A ex-funcionária alegava na ação que cumpria jornadas de 12 horas diárias com apenas 20 minutos de intervalo e pedia inicialmente uma indenização de cerca de R$ 400 mil. Ela alegou acumular funções e ter passado de R$ 1,5 mil por mês para R$ 2,5 mil, mesmo diante do alto volume de trabalho.
Após a repercussão do caso, Isis Valverde usou suas redes sociais para se manifestar. Em publicação no Instagram, a atriz negou as acusações e afirmou ter sido alvo de “interpretações e afirmações” falsas. “Nos últimos dias, tenho visto interpretações e afirmações sobre mim que não são verdadeiras. Acima de tudo, que fique claro que tenho absoluto respeito pelas pessoas e pelos seus direitos. Jamais agiria diferente em relação a isso. Por isso, considerei importante me manifestar neste momento”, escreveu.
Sem entrar em detalhes sobre os termos do acordo, a artista disse confiar na Justiça e avaliou que a solução encontrada foi a melhor para ambas as partes. “Eu respeito a opinião das pessoas, mas não acredito neste formato baseado em acusações e afirmações infundadas e distorcidas. Decidi que vou seguir confiando que a verdade sempre encontra o seu caminho. E aproveito para agradecer a todos que me mandaram mensagens de carinho”, completou.

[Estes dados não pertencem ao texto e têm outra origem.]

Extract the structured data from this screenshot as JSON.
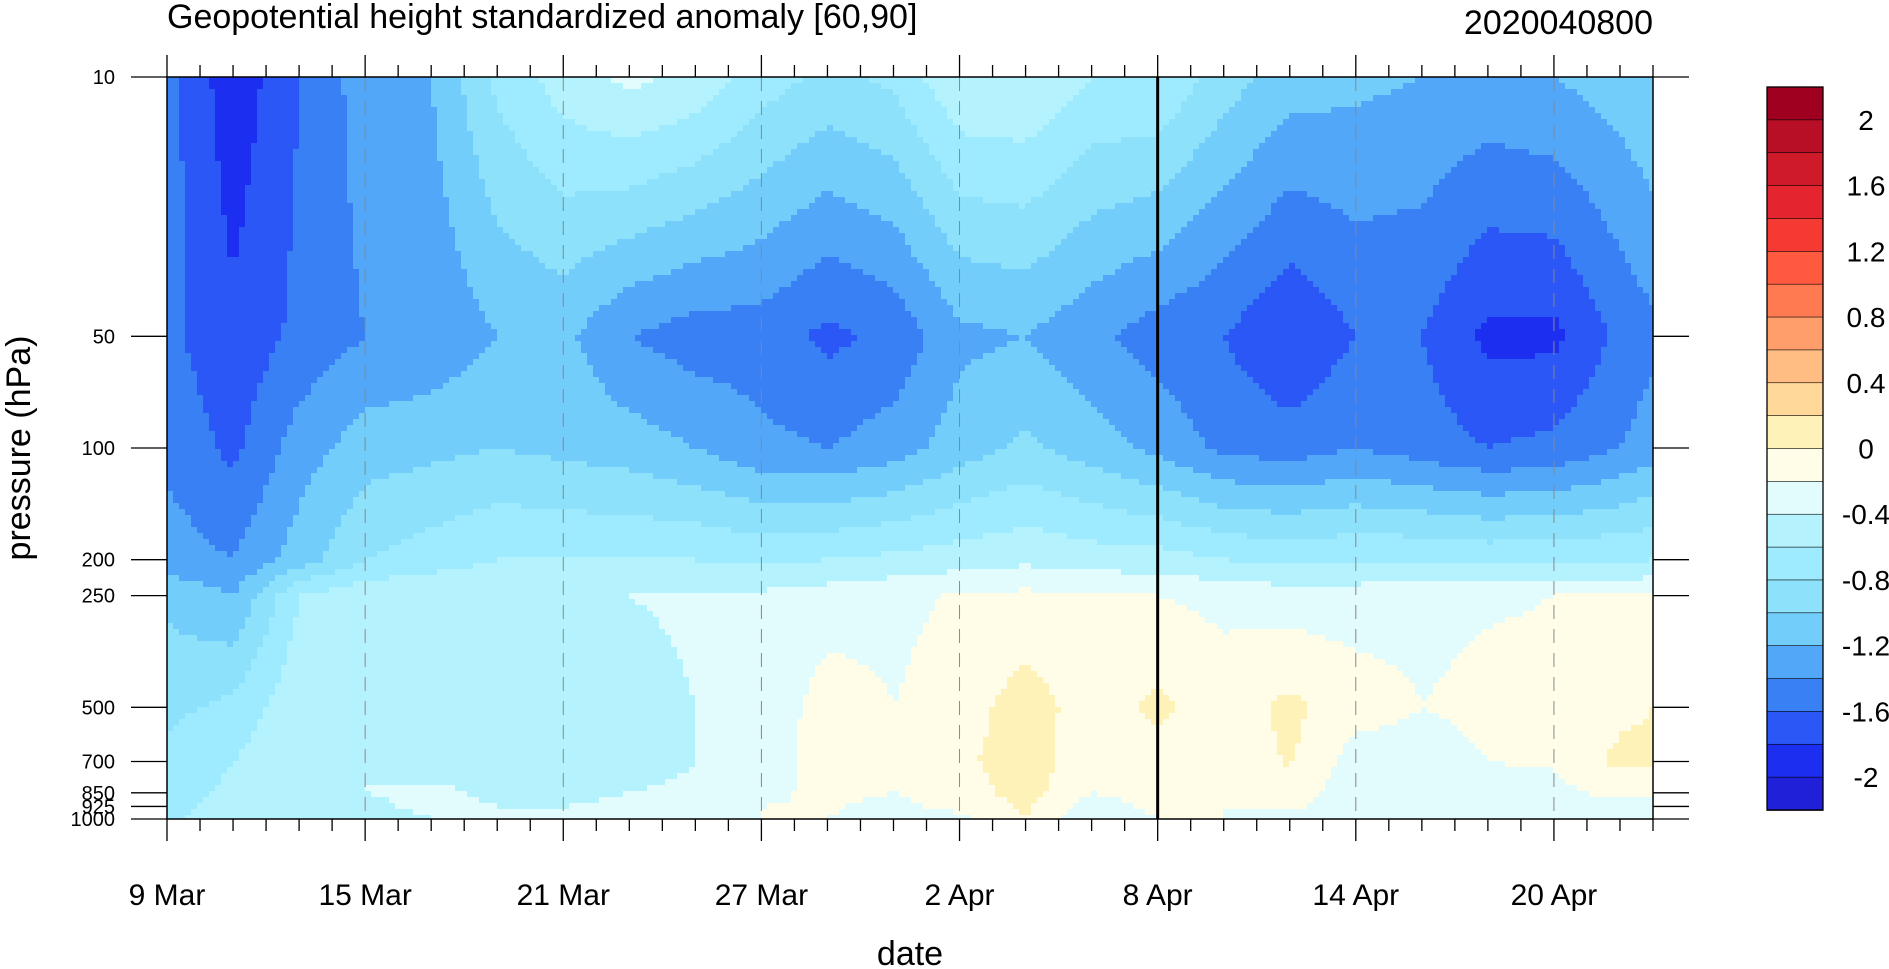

O advogado Ricardo Brajterman, que representa a atriz, defendeu a conduta da cliente e afirmou que Isis Valverde teria dado à ex-funcionária uma casa e custeado um curso de gastronomia durante o período de trabalho. “Quem ataca Isis não sabe que, durante o tempo em que trabalhou para ela, a reclamante ganhou um curso e uma casa! Foi tratada com toda educação, carinho e, sobretudo, dentro do que a Lei Trabalhista determina”, declarou o defensor.
Com o acordo homologado pela Justiça, o processo foi arquivado sem a condenação da atriz, que não admite culpa, mas optou pela via consensual para encerrar a disputa. A ex-funcionária e sua defesa não se manifestaram publicamente sobre os termos do entendimento até o momento.